なお、講演後は、関西大学の学生を中心とした、ガバラ氏、ジョセフ氏とのディスカッションが行われ、エジプトやイスラーム地域に強い関心を持つ学生にとって、大きく刺激を受けるものとなりました。

関西大学大学院にて「文化財科学研究」(春学期)を開講平成26年(2014年)7月―8月

2014年7月30日(水)から8月1日(金)にかけて、関西大学大学院にて、当センター研究員の沢田正昭氏(文化財修復グループ)が集中講義「文化財科学研究」(春学期)を行いました。 この講義では、文化財の保存修復に関する自然科学的な基礎知識を学び、保存修復の実例から、保存修復技術への応用についての理解を深めることを目的としています。

7月31日(木)の講義では、主に木材の保存修復に応用されるPEG含浸法で用いるポリエチレングリコールの効果を、実際の試料を用いた実験を通して学びました。

また、8月1日(火)には、大阪府立狭山池博物館を訪問し、日本最古のため池である狭山池から発掘された遺物や、堤の断面図などの保存修復の技術が応用された好例を実見し、文化財の保全に関心を持つ院生にとって大きな刺激となりました。

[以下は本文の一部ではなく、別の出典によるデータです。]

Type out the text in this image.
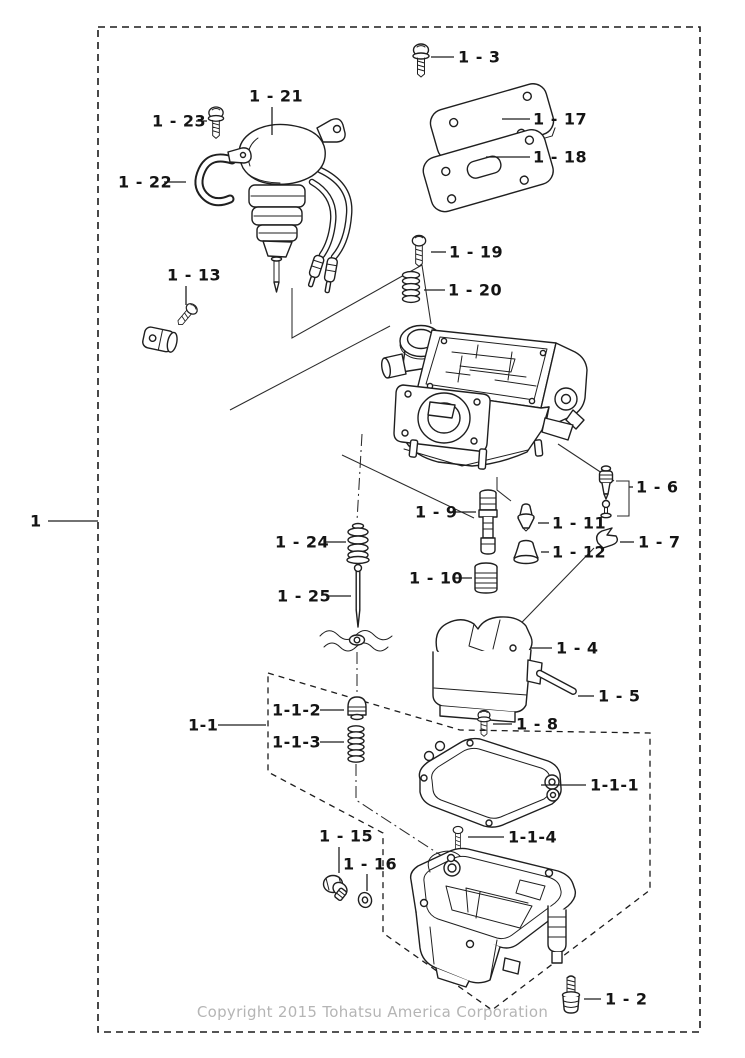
1
1-1
1-1-1
1-1-2
1-1-3
1-1-4
1 - 2
1 - 3
1 - 4
1 - 5
1 - 6
1 - 7
1 - 8
1 - 9
1 - 10
1 - 11
1 - 12
1 - 13
1 - 15
1 - 16
1 - 17
1 - 18
1 - 19
1 - 20
1 - 21
1 - 22
1 - 23
1 - 24
1 - 25
Copyright 2015 Tohatsu America Corporation
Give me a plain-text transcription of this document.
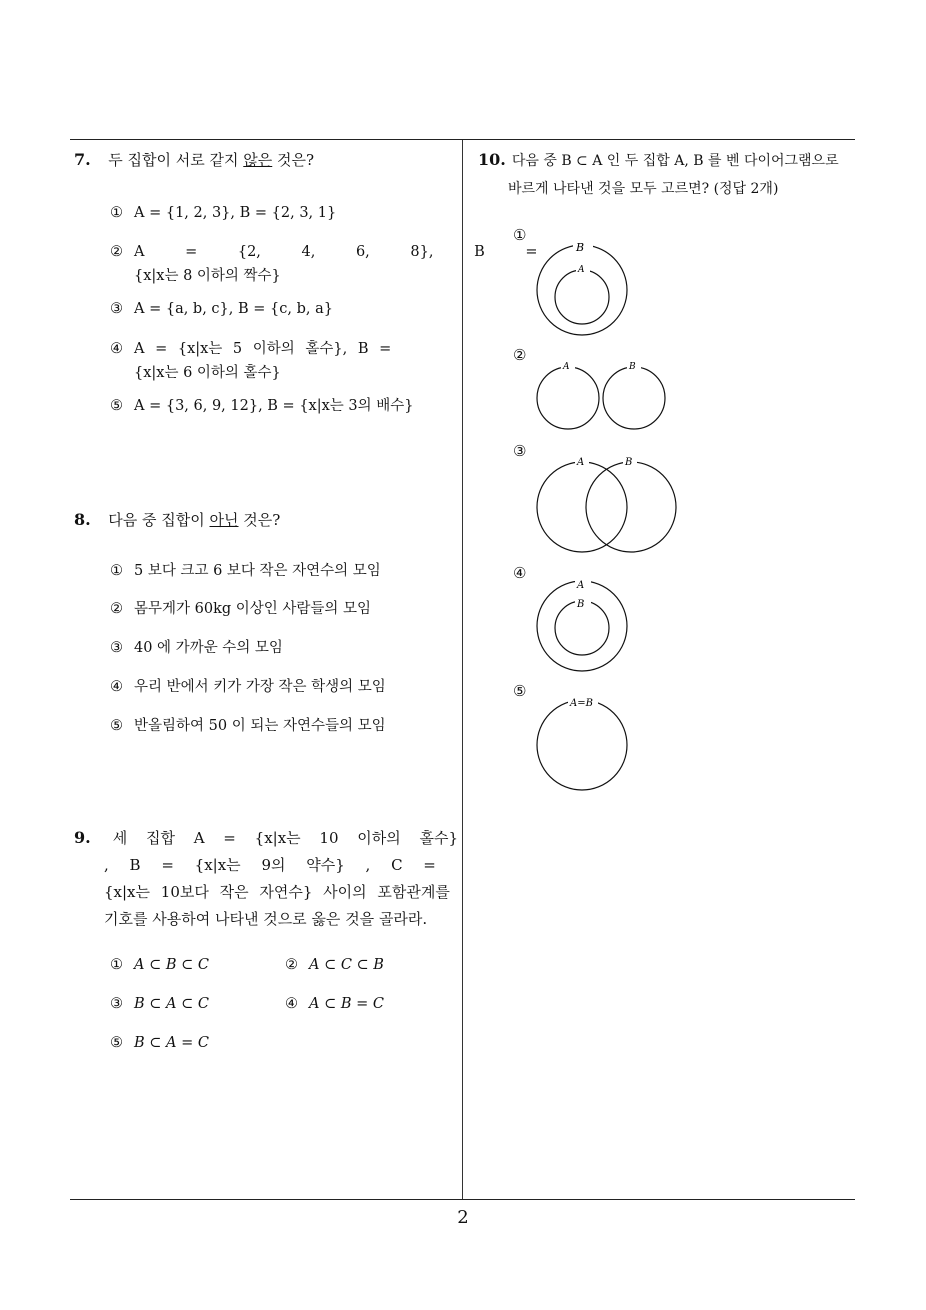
7. 두 집합이 서로 같지 않은 것은?
① A = {1, 2, 3}, B = {2, 3, 1}
② A = {2, 4, 6, 8}, B =
{x|x는 8 이하의 짝수}
③ A = {a, b, c}, B = {c, b, a}
④ A = {x|x는 5 이하의 홀수}, B =
{x|x는 6 이하의 홀수}
⑤ A = {3, 6, 9, 12}, B = {x|x는 3의 배수}
8. 다음 중 집합이 아닌 것은?
① 5 보다 크고 6 보다 작은 자연수의 모임
② 몸무게가 60kg 이상인 사람들의 모임
③ 40 에 가까운 수의 모임
④ 우리 반에서 키가 가장 작은 학생의 모임
⑤ 반올림하여 50 이 되는 자연수들의 모임
9. 세 집합 A = {x|x는 10 이하의 홀수}
, B = {x|x는 9의 약수} , C =
{x|x는 10보다 작은 자연수} 사이의 포함관계를
기호를 사용하여 나타낸 것으로 옳은 것을 골라라.
① A ⊂ B ⊂ C	② A ⊂ C ⊂ B
③ B ⊂ A ⊂ C	④ A ⊂ B = C
⑤ B ⊂ A = C
10. 다음 중 B ⊂ A 인 두 집합 A, B 를 벤 다이어그램으로
바르게 나타낸 것을 모두 고르면? (정답 2개)
①
B
A
②
A	B
③
A	B
④
A
B
⑤
A=B
2
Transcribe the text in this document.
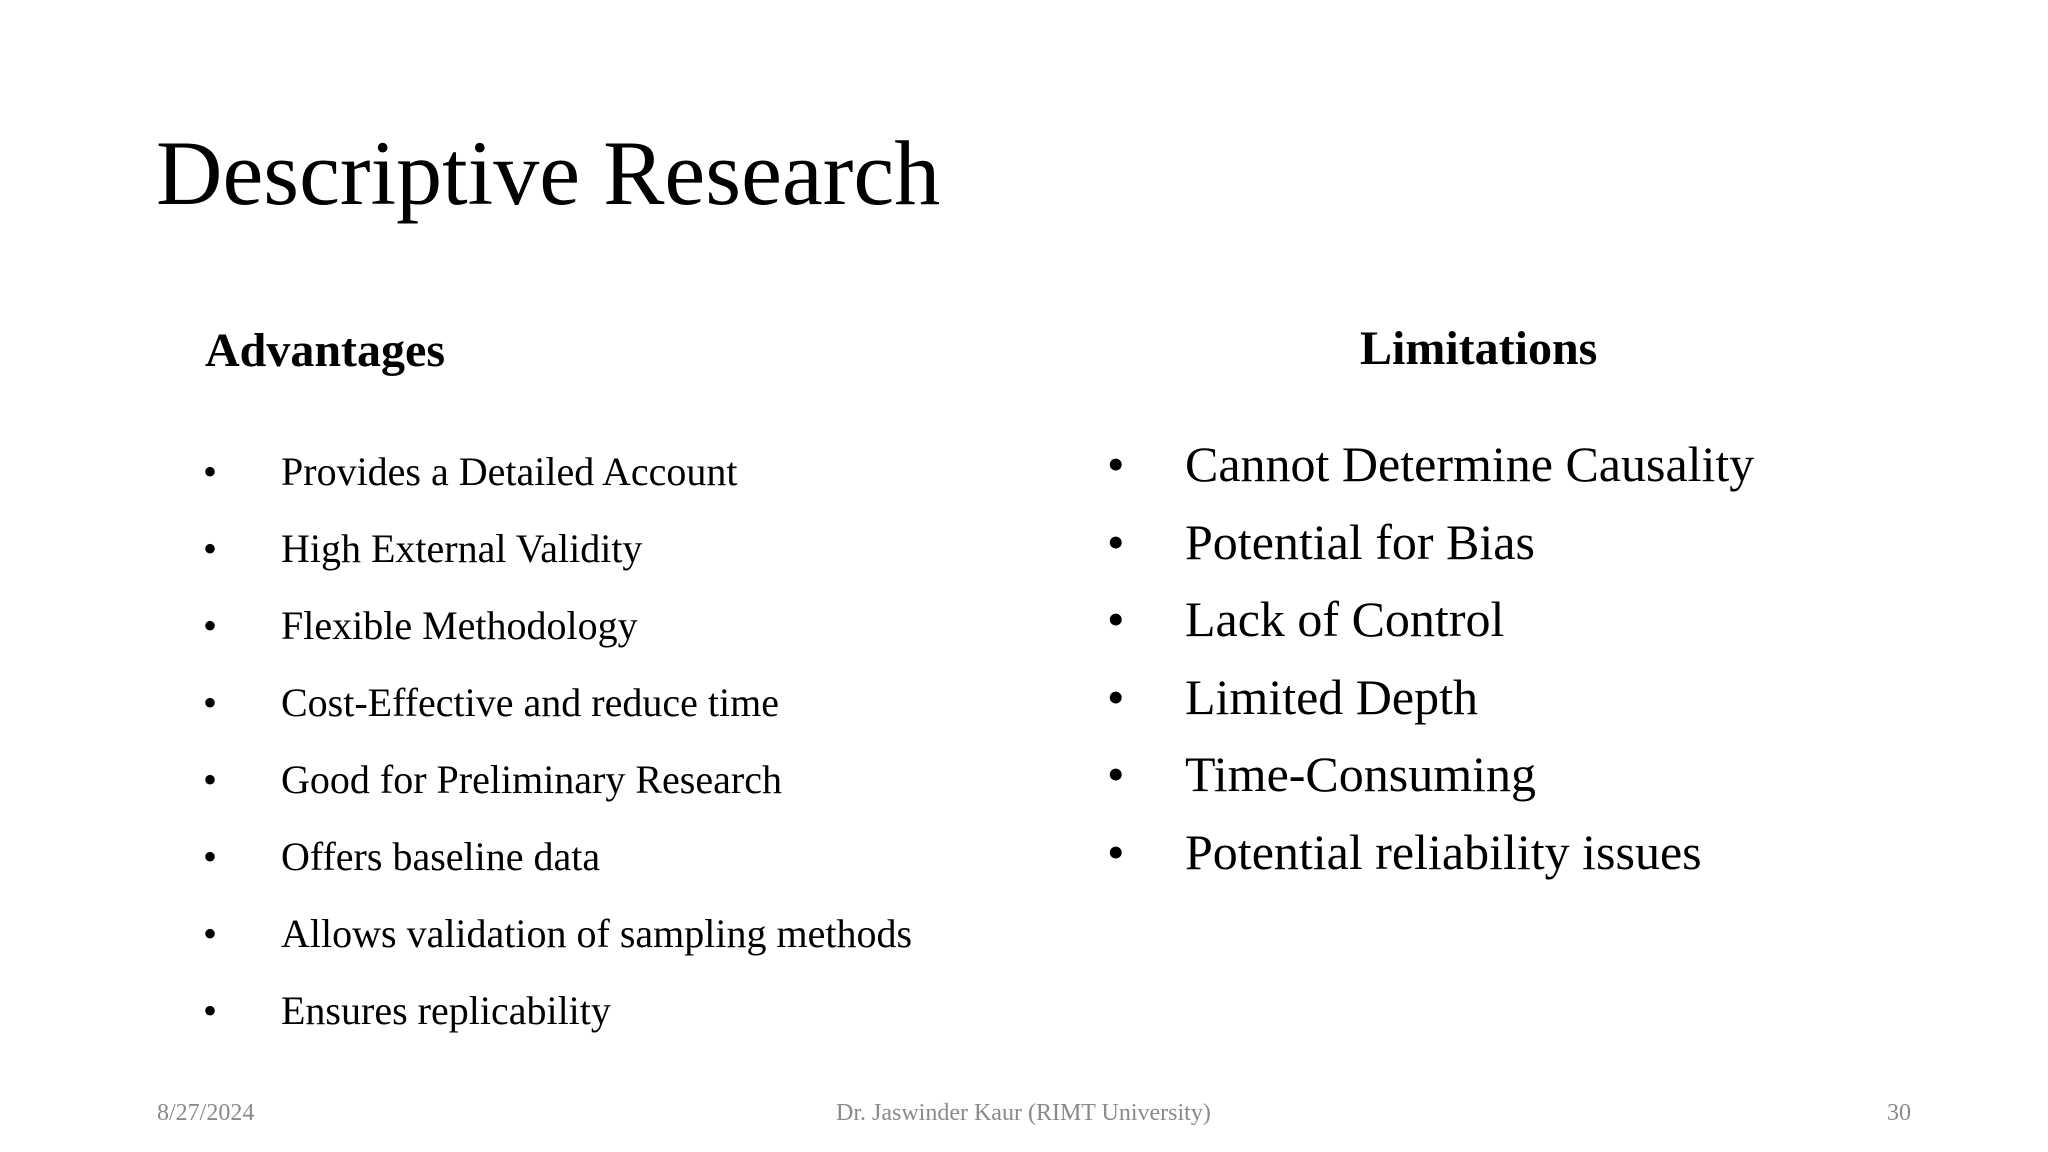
Descriptive Research
Advantages
• Provides a Detailed Account
• High External Validity
• Flexible Methodology
• Cost-Effective and reduce time
• Good for Preliminary Research
• Offers baseline data
• Allows validation of sampling methods
• Ensures replicability
Limitations
• Cannot Determine Causality
• Potential for Bias
• Lack of Control
• Limited Depth
• Time-Consuming
• Potential reliability issues
8/27/2024	Dr. Jaswinder Kaur (RIMT University)	30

カイロ大学考古学部からの記念品を授与平成26年(2014年)4月

先日開催された、「エジプト学・文化財セミナー」に併せ、カイロ大学考古学部と当センターによる、相互の研究協力の推進のため、カイロ大学考古学部より記念品が贈与されました。この記念品は、今後の両機関における研究推進の象徴となります。